The accounts receivable balance at September 30, 2008 for the RFID Technology segment represents fifty-three days' sales in receivables as compared to two hundred and three days' sales in receivables at June 30, 2008. Days' sales in receivables for the RFID Technology segment are distorted at June 30, 2008 due to the lack of significant sales for the period ended June 30, 2008.
Consolidated inventories at September 30, 2008 amounted to $3,676,000, a decrease of $1,114,900, or 23.3%, when compared to $4,790,900 at June 30, 2008. The inventory balance at September 30, 2008 for the Data Storage segment reflected an inventory turnover of 2.3 compared to an inventory turnover of 3.4 at June 30, 2008. The inventory balance for the Wireless Asset Management segment at September 30, 2008 was $2,061,900 compared to $2,024,100 at June 30, 2008, a decrease of $37,800, or 1.9%. The inventory balance at September 30, 2008 for the Wireless Asset Management segment represents an inventory turnover of 4.9 compared to 4.1 as of June 30, 2008. The inventory balance of the RFID Technology segment at September 30, 2008 represents inventory turnover of 6.6 as compared to .72 at June 30, 2008 due to increased shipments for existing contracts.
At September 30, 2008, the Company had fully drawn available funds of $2.5 million under a $2.5 million line of credit agreement. See Note J - Line of Credit and Term Loan for additional discussion of the existing line of credit agreement.
Cash used in operations for the three-month period ended September 30, 2008 was $875,700, a decrease of $1,539,000, or 63.7%, when compared to cash used in operations of $2,414,700 for the comparable period ended September 30, 2007. The decrease in cash used in operating activities during the three-month period resulted primarily from a decrease in inventories and reduced net loss.
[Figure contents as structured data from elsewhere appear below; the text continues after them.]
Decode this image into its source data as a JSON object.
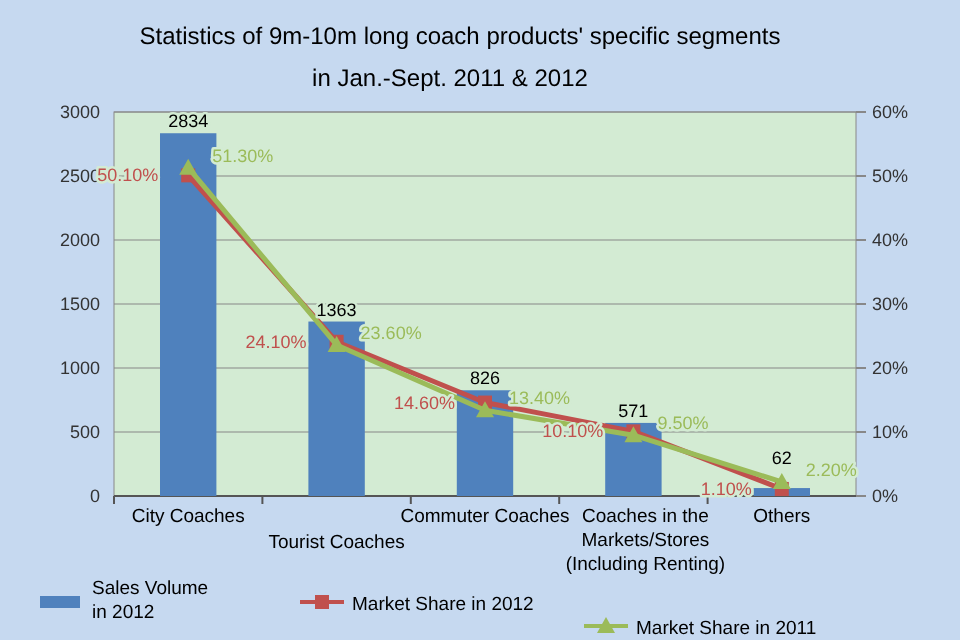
{
  "chart_data": {
    "type": "bar",
    "title": "Statistics of 9m-10m long coach products' specific segments",
    "subtitle": "in Jan.-Sept. 2011 & 2012",
    "categories": [
      "City Coaches",
      "Tourist Coaches",
      "Commuter Coaches",
      "Coaches in the Markets/Stores (Including Renting)",
      "Others"
    ],
    "series": [
      {
        "name": "Sales Volume in 2012",
        "color": "#4f81bd",
        "values": [
          2834,
          1363,
          826,
          571,
          62
        ],
        "value_labels": [
          "2834",
          "1363",
          "826",
          "571",
          "62"
        ]
      },
      {
        "name": "Market Share in 2012",
        "type": "line",
        "axis": "y2",
        "color": "#c0504d",
        "marker": "square",
        "values": [
          50.1,
          24.1,
          14.6,
          10.1,
          1.1
        ],
        "value_labels": [
          "50.10%",
          "24.10%",
          "14.60%",
          "10.10%",
          "1.10%"
        ]
      },
      {
        "name": "Market Share in 2011",
        "type": "line",
        "axis": "y2",
        "color": "#9bbb59",
        "marker": "triangle",
        "values": [
          51.3,
          23.6,
          13.4,
          9.5,
          2.2
        ],
        "value_labels": [
          "51.30%",
          "23.60%",
          "13.40%",
          "9.50%",
          "2.20%"
        ]
      }
    ],
    "ylim": [
      0,
      3000
    ],
    "yticks": [
      0,
      500,
      1000,
      1500,
      2000,
      2500,
      3000
    ],
    "y2lim": [
      0,
      60
    ],
    "y2ticks": [
      {
        "value": 0,
        "label": "0%"
      },
      {
        "value": 10,
        "label": "10%"
      },
      {
        "value": 20,
        "label": "20%"
      },
      {
        "value": 30,
        "label": "30%"
      },
      {
        "value": 40,
        "label": "40%"
      },
      {
        "value": 50,
        "label": "50%"
      },
      {
        "value": 60,
        "label": "60%"
      }
    ],
    "grid": "y",
    "legend": "bottom"
  }
}
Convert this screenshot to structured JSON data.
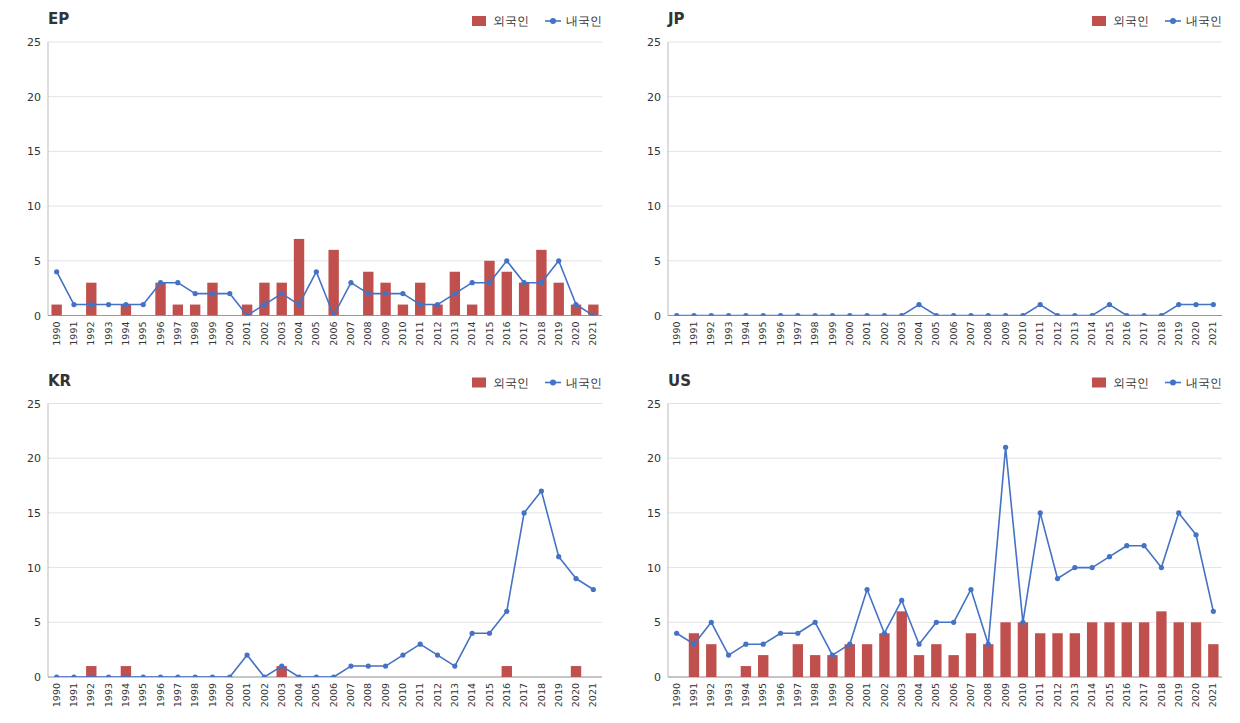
{
  "chart_data": [
    {
      "type": "bar",
      "title": "EP",
      "categories": [
        "1990",
        "1991",
        "1992",
        "1993",
        "1994",
        "1995",
        "1996",
        "1997",
        "1998",
        "1999",
        "2000",
        "2001",
        "2002",
        "2003",
        "2004",
        "2005",
        "2006",
        "2007",
        "2008",
        "2009",
        "2010",
        "2011",
        "2012",
        "2013",
        "2014",
        "2015",
        "2016",
        "2017",
        "2018",
        "2019",
        "2020",
        "2021"
      ],
      "series": [
        {
          "name": "외국인",
          "type": "bar",
          "color": "#C0504D",
          "values": [
            1,
            0,
            3,
            0,
            1,
            0,
            3,
            1,
            1,
            3,
            0,
            1,
            3,
            3,
            7,
            0,
            6,
            0,
            4,
            3,
            1,
            3,
            1,
            4,
            1,
            5,
            4,
            3,
            6,
            3,
            1,
            1
          ]
        },
        {
          "name": "내국인",
          "type": "line",
          "color": "#4472C4",
          "marker": "circle",
          "values": [
            4,
            1,
            1,
            1,
            1,
            1,
            3,
            3,
            2,
            2,
            2,
            0,
            1,
            2,
            1,
            4,
            0,
            3,
            2,
            2,
            2,
            1,
            1,
            2,
            3,
            3,
            5,
            3,
            3,
            5,
            1,
            0
          ]
        }
      ],
      "ylim": [
        0,
        25
      ],
      "yticks": [
        0,
        5,
        10,
        15,
        20,
        25
      ],
      "grid": true,
      "legend": "upper right"
    },
    {
      "type": "bar",
      "title": "JP",
      "categories": [
        "1990",
        "1991",
        "1992",
        "1993",
        "1994",
        "1995",
        "1996",
        "1997",
        "1998",
        "1999",
        "2000",
        "2001",
        "2002",
        "2003",
        "2004",
        "2005",
        "2006",
        "2007",
        "2008",
        "2009",
        "2010",
        "2011",
        "2012",
        "2013",
        "2014",
        "2015",
        "2016",
        "2017",
        "2018",
        "2019",
        "2020",
        "2021"
      ],
      "series": [
        {
          "name": "외국인",
          "type": "bar",
          "color": "#C0504D",
          "values": [
            0,
            0,
            0,
            0,
            0,
            0,
            0,
            0,
            0,
            0,
            0,
            0,
            0,
            0,
            0,
            0,
            0,
            0,
            0,
            0,
            0,
            0,
            0,
            0,
            0,
            0,
            0,
            0,
            0,
            0,
            0,
            0
          ]
        },
        {
          "name": "내국인",
          "type": "line",
          "color": "#4472C4",
          "marker": "circle",
          "values": [
            0,
            0,
            0,
            0,
            0,
            0,
            0,
            0,
            0,
            0,
            0,
            0,
            0,
            0,
            1,
            0,
            0,
            0,
            0,
            0,
            0,
            1,
            0,
            0,
            0,
            1,
            0,
            0,
            0,
            1,
            1,
            1
          ]
        }
      ],
      "ylim": [
        0,
        25
      ],
      "yticks": [
        0,
        5,
        10,
        15,
        20,
        25
      ],
      "grid": true,
      "legend": "upper right"
    },
    {
      "type": "bar",
      "title": "KR",
      "categories": [
        "1990",
        "1991",
        "1992",
        "1993",
        "1994",
        "1995",
        "1996",
        "1997",
        "1998",
        "1999",
        "2000",
        "2001",
        "2002",
        "2003",
        "2004",
        "2005",
        "2006",
        "2007",
        "2008",
        "2009",
        "2010",
        "2011",
        "2012",
        "2013",
        "2014",
        "2015",
        "2016",
        "2017",
        "2018",
        "2019",
        "2020",
        "2021"
      ],
      "series": [
        {
          "name": "외국인",
          "type": "bar",
          "color": "#C0504D",
          "values": [
            0,
            0,
            1,
            0,
            1,
            0,
            0,
            0,
            0,
            0,
            0,
            0,
            0,
            1,
            0,
            0,
            0,
            0,
            0,
            0,
            0,
            0,
            0,
            0,
            0,
            0,
            1,
            0,
            0,
            0,
            1,
            0
          ]
        },
        {
          "name": "내국인",
          "type": "line",
          "color": "#4472C4",
          "marker": "circle",
          "values": [
            0,
            0,
            0,
            0,
            0,
            0,
            0,
            0,
            0,
            0,
            0,
            2,
            0,
            1,
            0,
            0,
            0,
            1,
            1,
            1,
            2,
            3,
            2,
            1,
            4,
            4,
            6,
            15,
            17,
            11,
            9,
            8
          ]
        }
      ],
      "ylim": [
        0,
        25
      ],
      "yticks": [
        0,
        5,
        10,
        15,
        20,
        25
      ],
      "grid": true,
      "legend": "upper right"
    },
    {
      "type": "bar",
      "title": "US",
      "categories": [
        "1990",
        "1991",
        "1992",
        "1993",
        "1994",
        "1995",
        "1996",
        "1997",
        "1998",
        "1999",
        "2000",
        "2001",
        "2002",
        "2003",
        "2004",
        "2005",
        "2006",
        "2007",
        "2008",
        "2009",
        "2010",
        "2011",
        "2012",
        "2013",
        "2014",
        "2015",
        "2016",
        "2017",
        "2018",
        "2019",
        "2020",
        "2021"
      ],
      "series": [
        {
          "name": "외국인",
          "type": "bar",
          "color": "#C0504D",
          "values": [
            0,
            4,
            3,
            0,
            1,
            2,
            0,
            3,
            2,
            2,
            3,
            3,
            4,
            6,
            2,
            3,
            2,
            4,
            3,
            5,
            5,
            4,
            4,
            4,
            5,
            5,
            5,
            5,
            6,
            5,
            5,
            3
          ]
        },
        {
          "name": "내국인",
          "type": "line",
          "color": "#4472C4",
          "marker": "circle",
          "values": [
            4,
            3,
            5,
            2,
            3,
            3,
            4,
            4,
            5,
            2,
            3,
            8,
            4,
            7,
            3,
            5,
            5,
            8,
            3,
            21,
            5,
            15,
            9,
            10,
            10,
            11,
            12,
            12,
            10,
            15,
            13,
            6
          ]
        }
      ],
      "ylim": [
        0,
        25
      ],
      "yticks": [
        0,
        5,
        10,
        15,
        20,
        25
      ],
      "grid": true,
      "legend": "upper right"
    }
  ]
}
During the three months ended September 30, 2008, the Company reported cash used by investing activities of $18,000, compared to $31,400 reported for the same period in the prior fiscal year. The decrease in cash used by investing activities is the result of a reduction in purchase of property, plant and equipment compared to the prior fiscal year quarter ended September 30, 2007.
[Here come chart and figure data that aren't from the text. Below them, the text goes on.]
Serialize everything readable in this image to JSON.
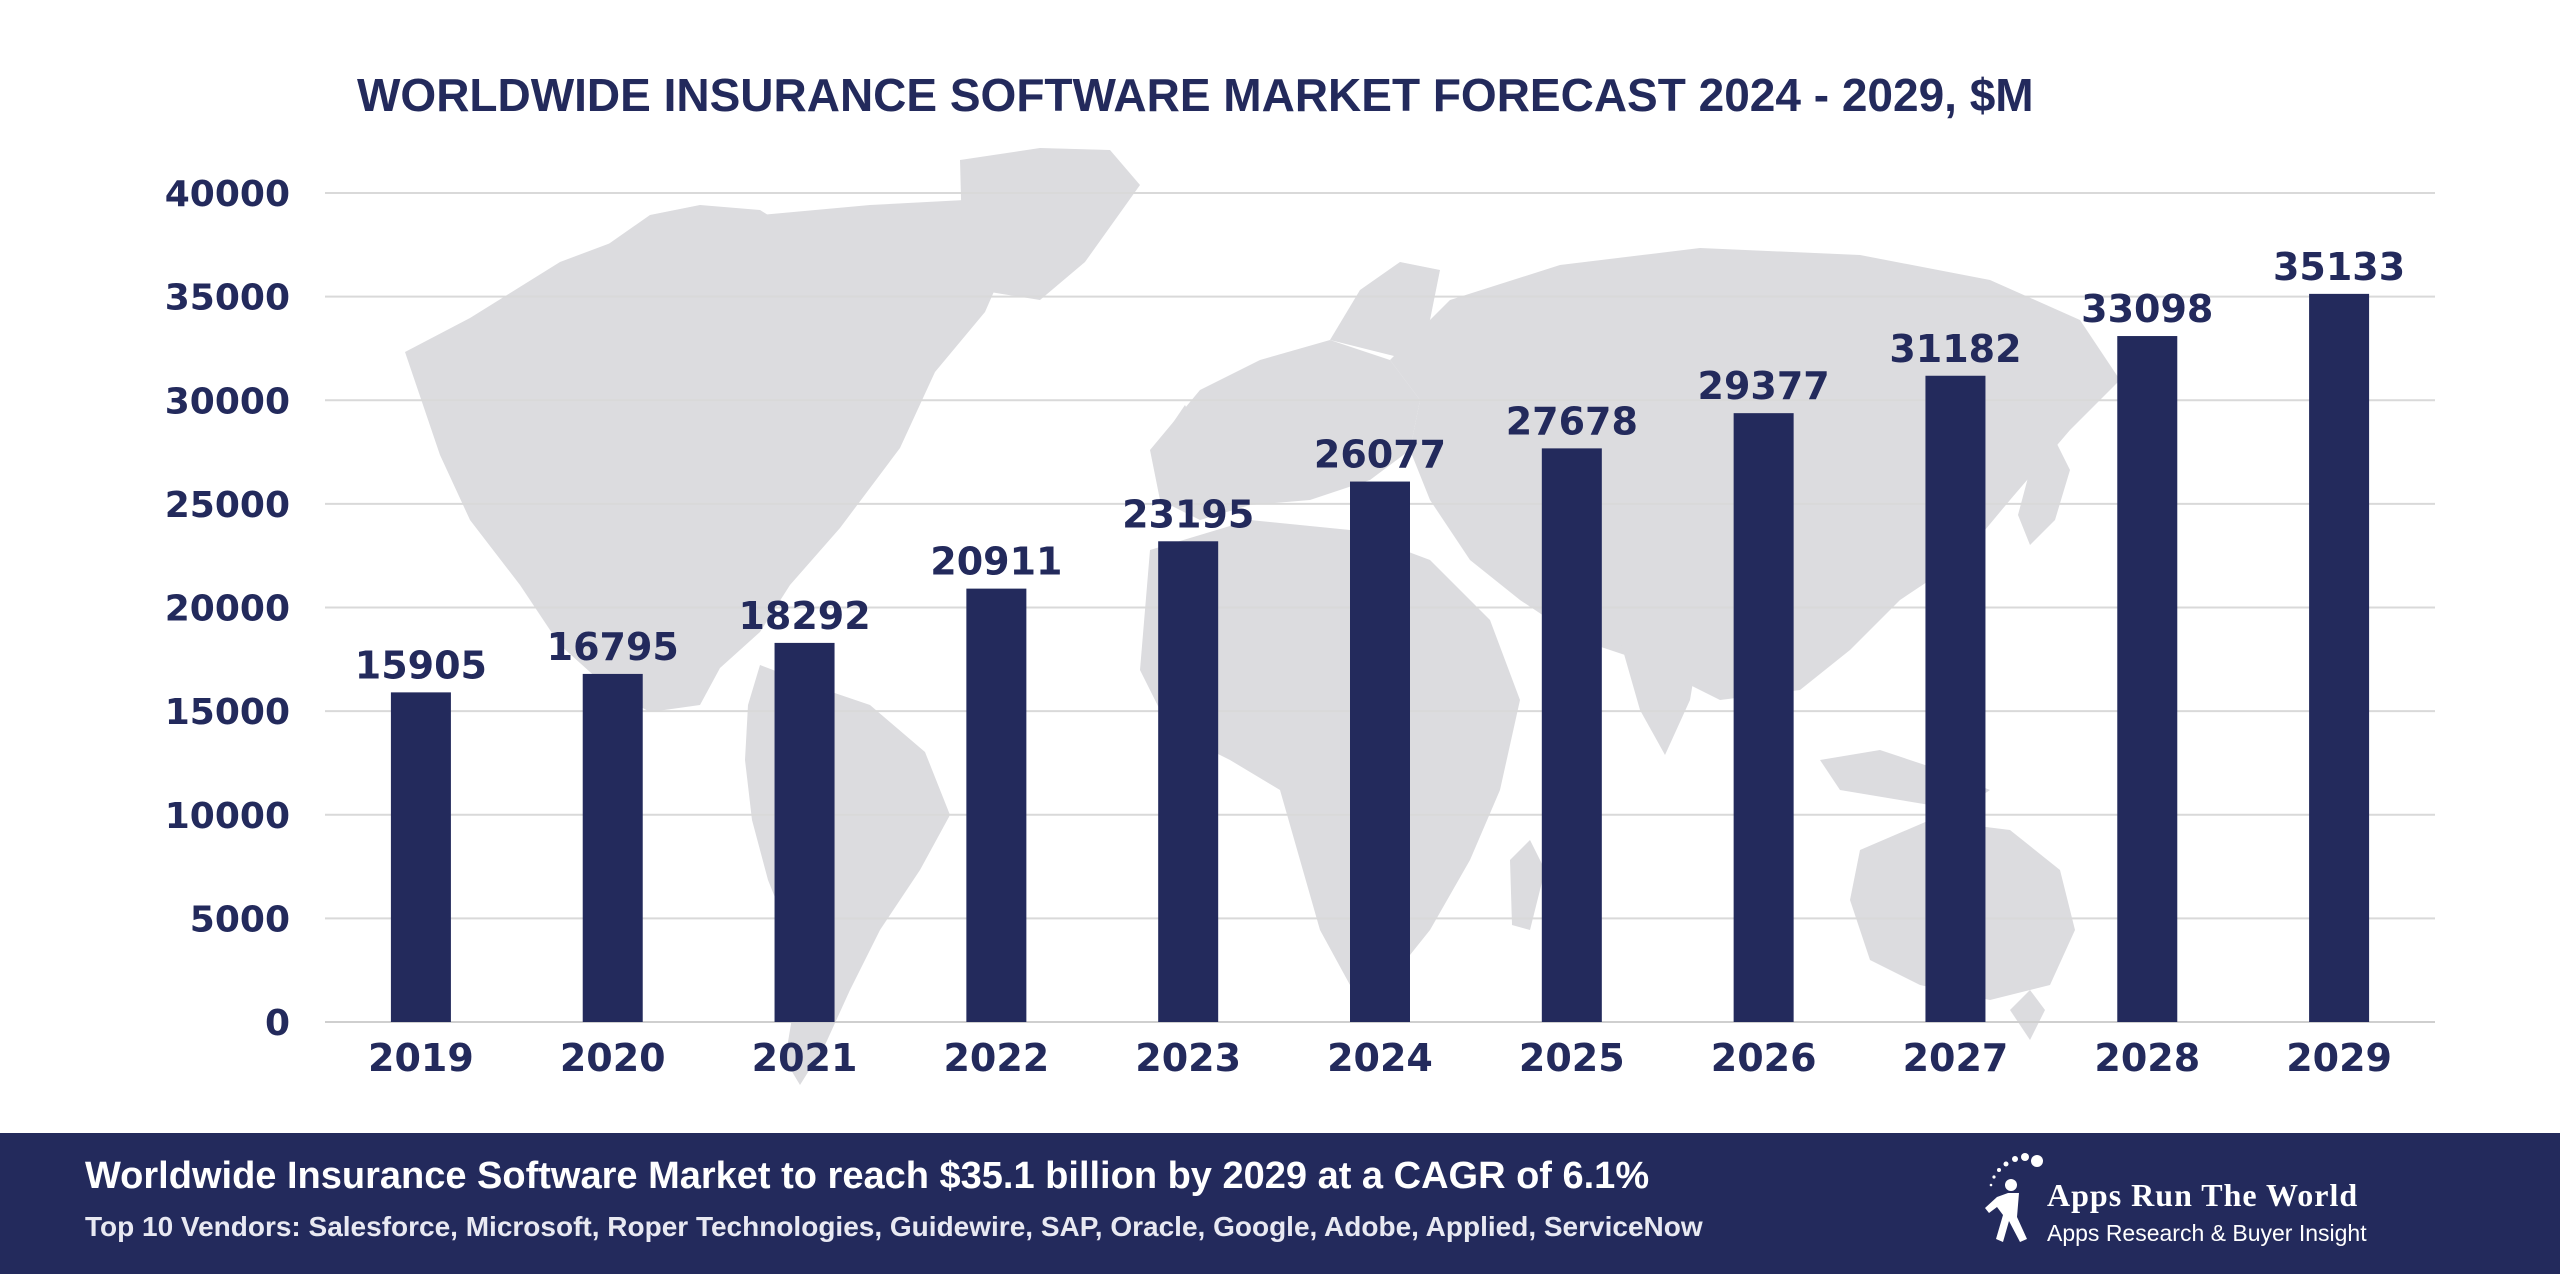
{
  "chart_data": {
    "type": "bar",
    "title": "WORLDWIDE INSURANCE SOFTWARE MARKET FORECAST 2024 - 2029, $M",
    "categories": [
      "2019",
      "2020",
      "2021",
      "2022",
      "2023",
      "2024",
      "2025",
      "2026",
      "2027",
      "2028",
      "2029"
    ],
    "values": [
      15905,
      16795,
      18292,
      20911,
      23195,
      26077,
      27678,
      29377,
      31182,
      33098,
      35133
    ],
    "data_labels": [
      "15905",
      "16795",
      "18292",
      "20911",
      "23195",
      "26077",
      "27678",
      "29377",
      "31182",
      "33098",
      "35133"
    ],
    "ylim": [
      0,
      40000
    ],
    "yticks": [
      0,
      5000,
      10000,
      15000,
      20000,
      25000,
      30000,
      35000,
      40000
    ],
    "ytick_labels": [
      "0",
      "5000",
      "10000",
      "15000",
      "20000",
      "25000",
      "30000",
      "35000",
      "40000"
    ],
    "xlabel": "",
    "ylabel": "",
    "grid": true,
    "background": "world-map-icon",
    "colors": {
      "bar": "#232a5c",
      "grid": "#d9d9d9",
      "map": "#dcdcdf",
      "text": "#232a5c"
    }
  },
  "footer": {
    "headline": "Worldwide Insurance Software Market to reach $35.1 billion by 2029 at a CAGR of 6.1%",
    "vendors": "Top 10 Vendors: Salesforce, Microsoft, Roper Technologies, Guidewire, SAP, Oracle, Google, Adobe, Applied, ServiceNow",
    "background_color": "#232a5c"
  },
  "brand": {
    "name": "Apps Run The World",
    "tagline": "Apps Research & Buyer Insight",
    "logo": "runner-figure-icon"
  }
}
Cash provided by financing activities for the three months ended September 30, 2008 amounted to $1.4 million, a decrease of $2.5 million compared to the $3.9 million provided by financing activities for the three months ended September 30, 2007. The decrease in financing activity resulted primarily from a $2.7 million reduction in proceeds from sale of equity instruments during the quarter ended September 30, 2008 compared to the same period of the prior fiscal year.
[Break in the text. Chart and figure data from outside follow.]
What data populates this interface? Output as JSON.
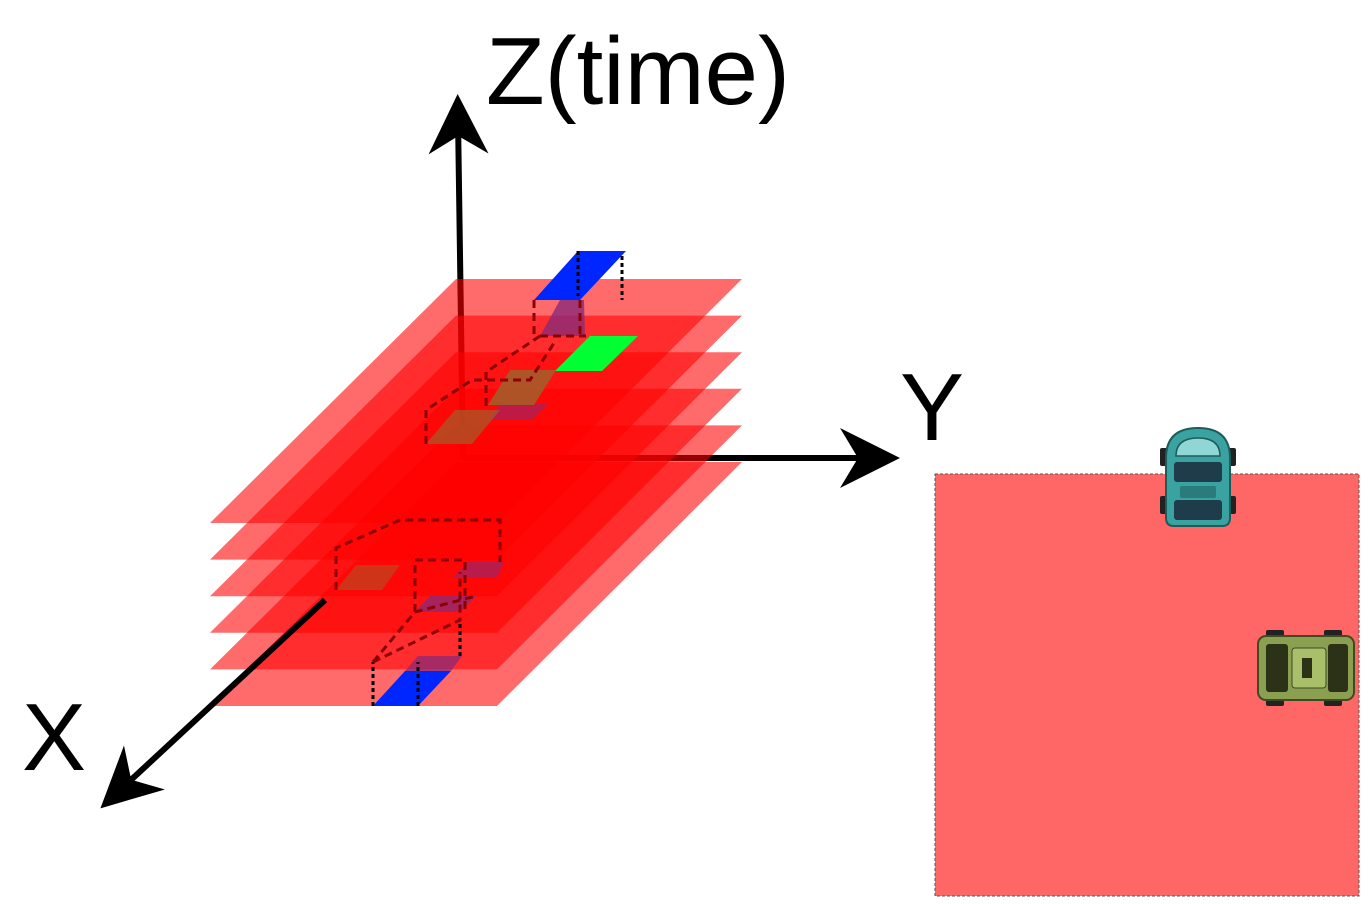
{
  "axes": {
    "z_label": "Z(time)",
    "y_label": "Y",
    "x_label": "X"
  },
  "layers": {
    "count": 6,
    "color": "#ff0000",
    "opacity": 0.58
  },
  "markers": {
    "blue": "#0026ff",
    "green": "#00ff33",
    "purple": "#8a2a78",
    "olive": "#a0602a"
  },
  "map": {
    "fill": "#ff6666",
    "vehicles": [
      {
        "name": "teal-car",
        "color": "#3aa3a1"
      },
      {
        "name": "green-car",
        "color": "#8aa050"
      }
    ]
  }
}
The Company believes that additional cash resources may be required for working capital to achieve planned operating results for fiscal year 2009 and, if working capital requirements exceed current availability, the Company anticipates raising capital through additional borrowing, the exercise of stock options and warrants and/or the sale of stock in a private placement. The additional capital would supplement the projected cash flows from operations and the line of credit agreement in place at September 30, 2008. If additional working capital is required and the Company is unable to raise the required additional capital, it may materially affect the ability of the Company to achieve its financial plan. The Company has raised a significant amount of capital in the past and believes it has the ability, if needed, to raise the additional capital to fund the planned operating results for fiscal year 2009. While the Company believes that it will succeed in attracting additional capital and generate capital from operations from its StarTrak acquisition, there can be no assurance that the Company's efforts will be successful. The Company's continued existence is dependent upon its ability to achieve and maintain profitable operations. The financial statements do not include any adjustments that might result from the outcome of these uncertainties.